4. Relational Ontology Strengthens Objectivity — It Doesn’t Weaken It
Representational realists conflate objectivity with:
neutrality
detachment
correspondence
view-from-nowhere epistemology
But objectivity in scientific practice is none of these.
Objectivity is:
robustness across methods
reproducibility across perspectives
coherence across scales and contexts
stability across different apparatuses
constraint across communities
This is exactly what relational ontology formalises:
Objectivity is cross-perspectival stability produced by disciplined, coordinated cuts in semiotic and material systems.
5. Relational Ontology Appears Anti-Science Only to Those Who Mistake Metaphysics for Method
Those who accuse relational ontology of being anti-science are usually defending something scientific practice does not require:
foundational objects
metaphysical realism
intrinsic properties
mind-independent truths encoded in language
fixed ontological categories
6. Relational Ontology Actually Makes Sense of Difficult Scientific Terrains That Realism Cannot Handle
Our readers already know this, but it’s worth listing explicitly.

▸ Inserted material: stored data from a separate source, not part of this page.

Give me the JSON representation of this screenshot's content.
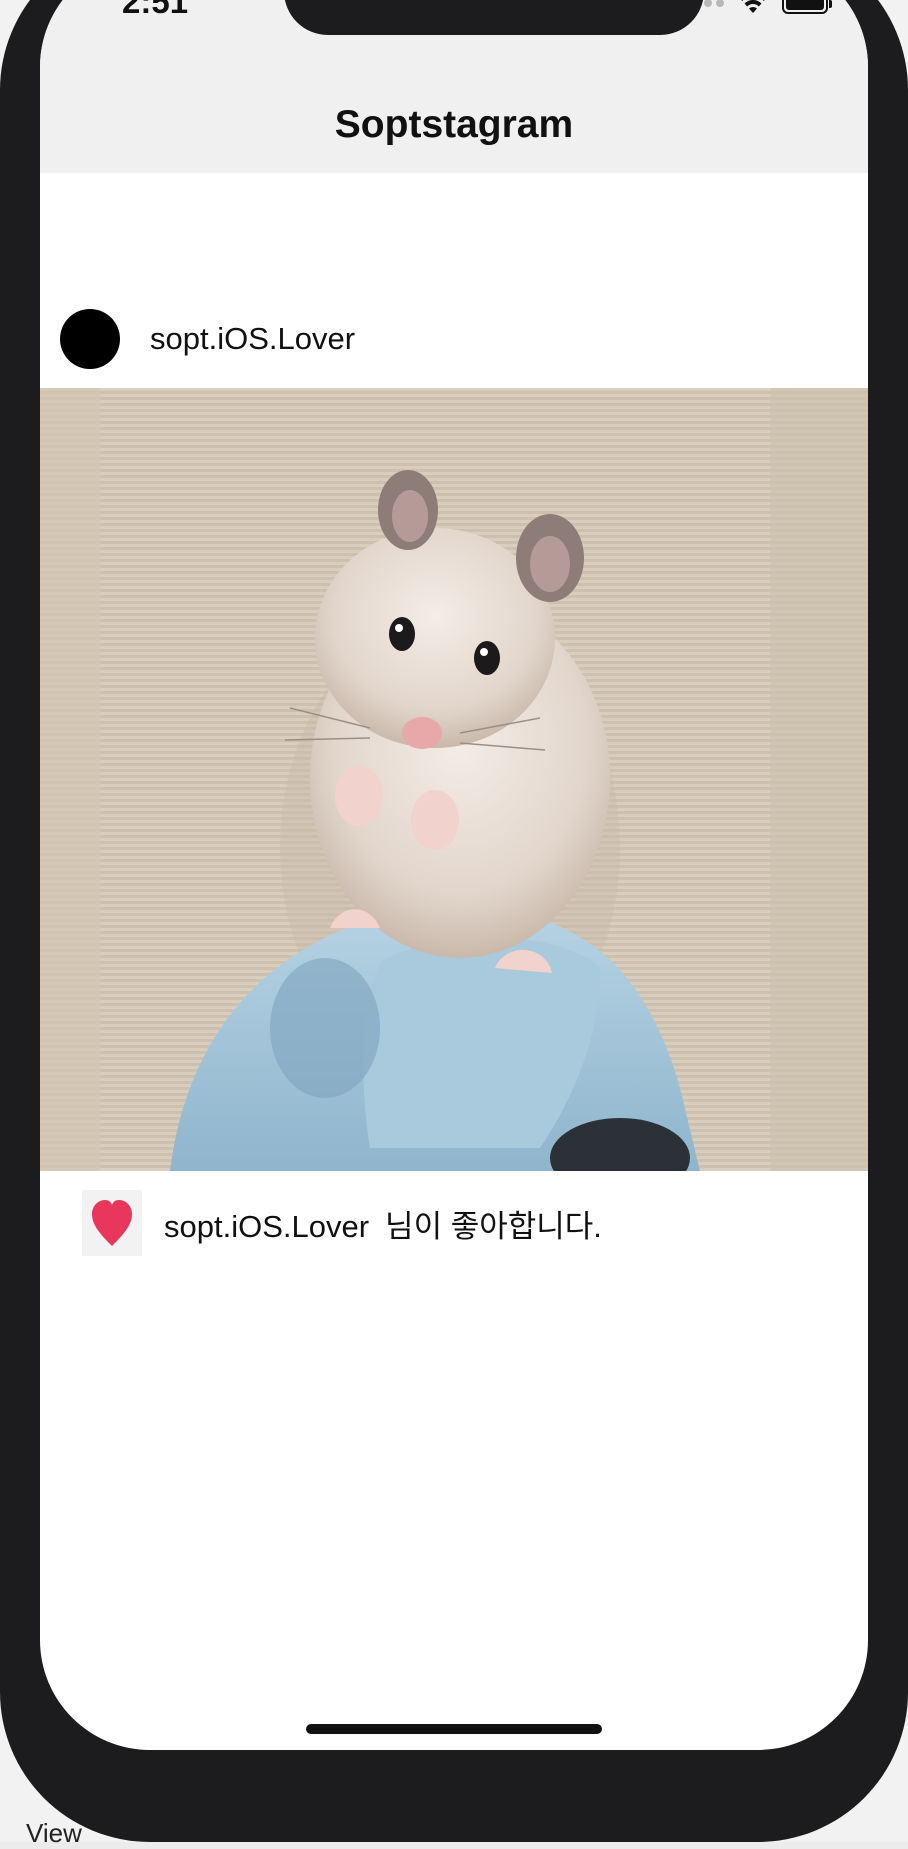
{
  "status_bar": {
    "time": "2:51",
    "icons": [
      "cellular-signal-icon",
      "wifi-icon",
      "battery-icon"
    ]
  },
  "nav": {
    "title": "Soptstagram"
  },
  "post": {
    "author": "sopt.iOS.Lover",
    "photo_subject": "hamster",
    "likes": {
      "user": "sopt.iOS.Lover",
      "suffix": "님이 좋아합니다.",
      "icon": "heart-icon",
      "heart_color": "#e8365d"
    }
  },
  "below_frame_text": "View"
}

The relational cut perspective handles:
quantum measurement without collapsing into observer mysticism
biology as constraints and affordances rather than encoded “information”
cognitive science without an inner theatre
ecology as patterns of co-individuation
complex systems without reductionism
neuroscience without representational neuro-myths
social science without psychologism or “inner” mental structures
7. Summary for the Online Commenter Who Types “LOL SO YOU’RE SAYING WE CAN JUST MAKE UP PHYSICS?”
Science is relational in practice, representational only in outdated metaphysics.
Relational ontology provides a better model of how science works.
It strengthens objectivity by grounding it in cross-perspectival constraint.
It eliminates representational puzzles entirely.
It does not say “anything goes” — it says “cuts are disciplined and system-constrained”.
It explains scientific method more coherently than any realist metaphysics.
To put it cleanly:
Relational ontology is not anti-science.It is what scientific practice looks like once freed from metaphysical superstition.